煙草をふかす仕草が妙にこなれているように思え、無意識に凝視していると目が合った。
酔ってるんだか平常心なんだか区別の付かないいつも通りの据わった目が、何か、と言いたげにゆっくりと瞬く。
逸らすのも癪だ。視線をかち合わせたまま、奴の前に置かれた灰皿に手を伸ばす。
「…副流煙がどうのと人を散々悪者にしやがった癖、吸うのかよ、テメェも」
佐々木は返事の代わりに一つ、煙を吐き出した。悪びれもしない態度だった。
「コレですか?付き合いです」
「それだけじゃねぇだろうが」
「はぁ。まぁ、昔は吸ってましたよ。意外でもないでしょ。みんな吸ってたんだから、あの頃は」
あの頃。あの頃とはいつの事か。少し前までは、確かにそうだった。分煙だなんだと騒がれ始めたのは比較的最近のことだ。

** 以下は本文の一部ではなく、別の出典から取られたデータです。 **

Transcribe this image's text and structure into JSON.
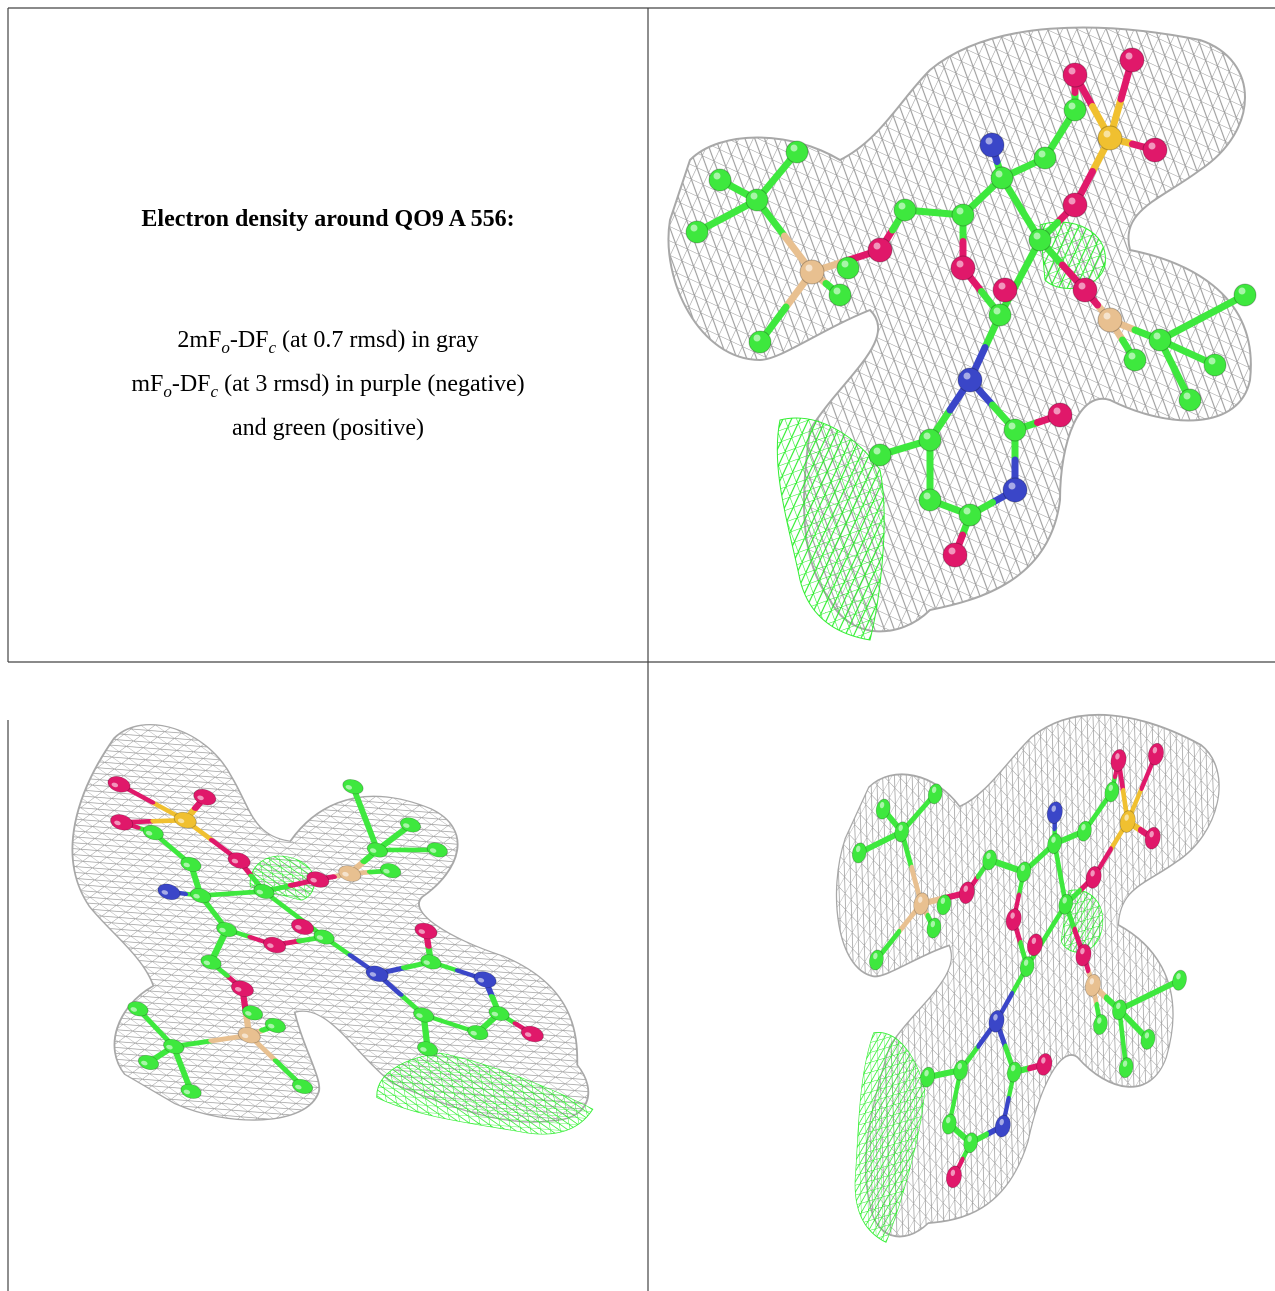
{
  "caption": {
    "title": "Electron density around QO9 A 556:",
    "lines": [
      [
        "2mF",
        "o",
        "-DF",
        "c",
        " (at 0.7 rmsd) in gray"
      ],
      [
        "mF",
        "o",
        "-DF",
        "c",
        " (at 3 rmsd) in purple (negative)"
      ],
      [
        "and green (positive)"
      ]
    ]
  }
}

「…結婚を境に辞めたんですよ。女性は嫌がる人が多いでしょ。子供にも良くないし」
こんな野郎でも所帯持ちかと不思議な気持ちにかられ、どこか現実感ない一連の動きを視界に収めつつ、返事に惑って深く煙を吸い込む。左手薬指には、確かに白金の指輪が光っていた。前から付けていたのかどうか、記憶を探れど思い出せない。知恵空党と一悶着起こした際は空だった、筈だ。

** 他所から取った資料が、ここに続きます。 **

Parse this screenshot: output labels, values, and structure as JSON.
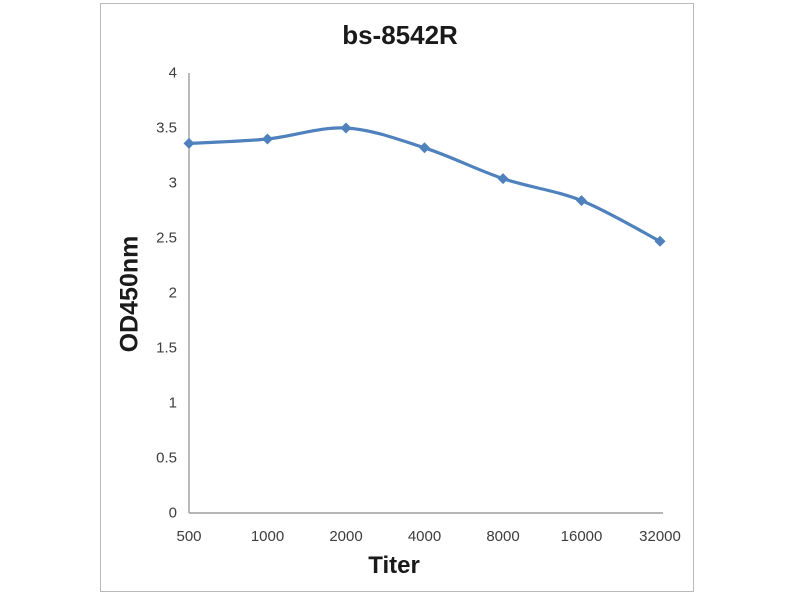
{
  "chart_data": {
    "type": "line",
    "title": "bs-8542R",
    "xlabel": "Titer",
    "ylabel": "OD450nm",
    "categories": [
      "500",
      "1000",
      "2000",
      "4000",
      "8000",
      "16000",
      "32000"
    ],
    "series": [
      {
        "name": "OD450nm",
        "values": [
          3.36,
          3.4,
          3.5,
          3.32,
          3.04,
          2.84,
          2.47
        ]
      }
    ],
    "yticks": [
      "0",
      "0.5",
      "1",
      "1.5",
      "2",
      "2.5",
      "3",
      "3.5",
      "4"
    ],
    "ylim": [
      0,
      4
    ],
    "grid": false,
    "legend": "none",
    "marker": "diamond",
    "line_color": "#4f81bd",
    "marker_color": "#4f81bd",
    "axis_color": "#9d9d9d",
    "tick_label_color": "#3d3d3d",
    "text_color": "#1a1a1a",
    "frame_border_color": "#b9b9b9",
    "background_color": "#ffffff"
  }
}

こんな店に無理やり連れ出されたからと、家内への義理立てのつもりか。潔癖そうな横顔を睨み、鼻を鳴らす。
「…そんなことで自分の生き方を変える奴は覚悟が甘ぇんだよ」
佐々木は別段気を悪くした様子もなく、ジッと俺を見つめている。未だ半分以上残った煙草を灰皿へ放り投げると、肺に残った煙を静かに吐き出した。

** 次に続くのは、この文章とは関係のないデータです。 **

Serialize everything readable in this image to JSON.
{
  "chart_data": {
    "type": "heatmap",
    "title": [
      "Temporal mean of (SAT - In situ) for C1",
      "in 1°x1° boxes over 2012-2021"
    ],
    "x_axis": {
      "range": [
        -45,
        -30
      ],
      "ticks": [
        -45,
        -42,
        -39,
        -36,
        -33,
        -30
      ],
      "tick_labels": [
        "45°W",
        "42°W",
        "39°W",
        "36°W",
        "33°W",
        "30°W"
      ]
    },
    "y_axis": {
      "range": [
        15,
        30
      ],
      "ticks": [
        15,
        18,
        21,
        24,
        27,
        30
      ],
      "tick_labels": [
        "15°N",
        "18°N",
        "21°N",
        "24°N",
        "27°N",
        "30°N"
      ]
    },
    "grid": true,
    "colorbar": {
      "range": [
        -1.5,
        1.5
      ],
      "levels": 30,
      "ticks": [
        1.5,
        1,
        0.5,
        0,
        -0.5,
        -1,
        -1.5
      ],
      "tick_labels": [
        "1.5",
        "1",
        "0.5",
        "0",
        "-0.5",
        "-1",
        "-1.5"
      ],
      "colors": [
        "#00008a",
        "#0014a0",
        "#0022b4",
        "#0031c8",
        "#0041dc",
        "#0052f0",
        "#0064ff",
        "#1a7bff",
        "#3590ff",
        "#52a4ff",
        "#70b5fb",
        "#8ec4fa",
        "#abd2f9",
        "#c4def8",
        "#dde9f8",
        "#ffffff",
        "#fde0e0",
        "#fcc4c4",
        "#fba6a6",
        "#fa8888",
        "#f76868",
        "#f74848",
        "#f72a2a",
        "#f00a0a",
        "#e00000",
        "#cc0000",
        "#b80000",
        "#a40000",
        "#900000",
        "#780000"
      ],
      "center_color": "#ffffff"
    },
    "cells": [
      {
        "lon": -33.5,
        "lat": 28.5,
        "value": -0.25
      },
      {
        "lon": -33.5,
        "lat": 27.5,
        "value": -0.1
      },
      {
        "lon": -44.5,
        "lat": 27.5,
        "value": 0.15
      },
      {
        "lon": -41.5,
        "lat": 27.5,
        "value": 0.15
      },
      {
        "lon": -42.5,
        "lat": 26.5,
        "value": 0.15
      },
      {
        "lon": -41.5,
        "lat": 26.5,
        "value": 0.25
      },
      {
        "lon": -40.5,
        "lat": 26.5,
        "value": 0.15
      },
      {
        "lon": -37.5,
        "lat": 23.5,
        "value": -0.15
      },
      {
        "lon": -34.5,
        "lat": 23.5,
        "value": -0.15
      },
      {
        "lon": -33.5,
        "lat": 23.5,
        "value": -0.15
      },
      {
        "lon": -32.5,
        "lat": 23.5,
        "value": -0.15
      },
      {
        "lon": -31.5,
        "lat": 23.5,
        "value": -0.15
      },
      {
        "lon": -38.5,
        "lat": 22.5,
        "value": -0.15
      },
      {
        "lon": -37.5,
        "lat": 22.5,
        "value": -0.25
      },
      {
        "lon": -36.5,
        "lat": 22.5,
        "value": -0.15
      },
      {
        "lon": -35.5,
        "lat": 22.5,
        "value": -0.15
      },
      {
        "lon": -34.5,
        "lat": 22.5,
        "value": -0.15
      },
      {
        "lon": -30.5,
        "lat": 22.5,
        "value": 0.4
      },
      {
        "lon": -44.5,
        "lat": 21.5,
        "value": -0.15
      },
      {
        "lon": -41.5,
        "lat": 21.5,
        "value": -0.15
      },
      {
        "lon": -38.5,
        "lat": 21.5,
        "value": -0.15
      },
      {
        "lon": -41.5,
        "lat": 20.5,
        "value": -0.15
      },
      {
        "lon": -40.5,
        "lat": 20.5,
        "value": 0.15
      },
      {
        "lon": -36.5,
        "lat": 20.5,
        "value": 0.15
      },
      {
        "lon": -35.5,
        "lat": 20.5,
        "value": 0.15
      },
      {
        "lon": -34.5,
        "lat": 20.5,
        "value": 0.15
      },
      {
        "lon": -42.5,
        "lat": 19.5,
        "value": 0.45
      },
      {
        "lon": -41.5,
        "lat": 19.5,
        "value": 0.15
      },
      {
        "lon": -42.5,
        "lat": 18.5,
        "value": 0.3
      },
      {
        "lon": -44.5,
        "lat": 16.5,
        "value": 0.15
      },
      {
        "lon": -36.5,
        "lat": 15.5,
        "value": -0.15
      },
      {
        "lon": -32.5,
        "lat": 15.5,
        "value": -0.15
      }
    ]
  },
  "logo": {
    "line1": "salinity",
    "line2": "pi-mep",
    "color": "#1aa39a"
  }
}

「…アナタも所帯持てば分かりますよ。いや、もう関係ない話ですけど」
もう、とは何だ。
引っかかる表現に微かな違和感を覚えつつ、張り合うでもなく、古めかしいガラス灰皿に煙草を押し付ける。
所帯など、持つ気はない。
いざという時余計な事が頭に浮かんで躊躇いが生じるような─、そんな、面倒な足枷に縛られて生きるのは御免だった。
「……お残しとは行儀が悪ぃぜ。エリートさんよ」
佐々木が投げ捨てた、ばかに長い吸殻を揶揄すれば、珍しく奴が笑った。
「こんなもの、オイシイのは最初の3口まででしょ。後に続けば続くほど、粗悪な味がする…」
そこで態々言葉を区切り、
「一生と同じです」
と、妙な事を言った。
「あ?」
何言ってんだ、コイツ。
面を拝もうと身を乗り出した所で、奴はふいに出口側へ顔を向けた。こちらに背を向けたまま、黙って席を外す。夜気に当たりに行くつもりらしかった。
箱から2本目を取り出すすがら、ふと灰皿に目をやる。耐熱ガラスの上には長さのまばらな吸殻が二つ、死骸のように転がっていた。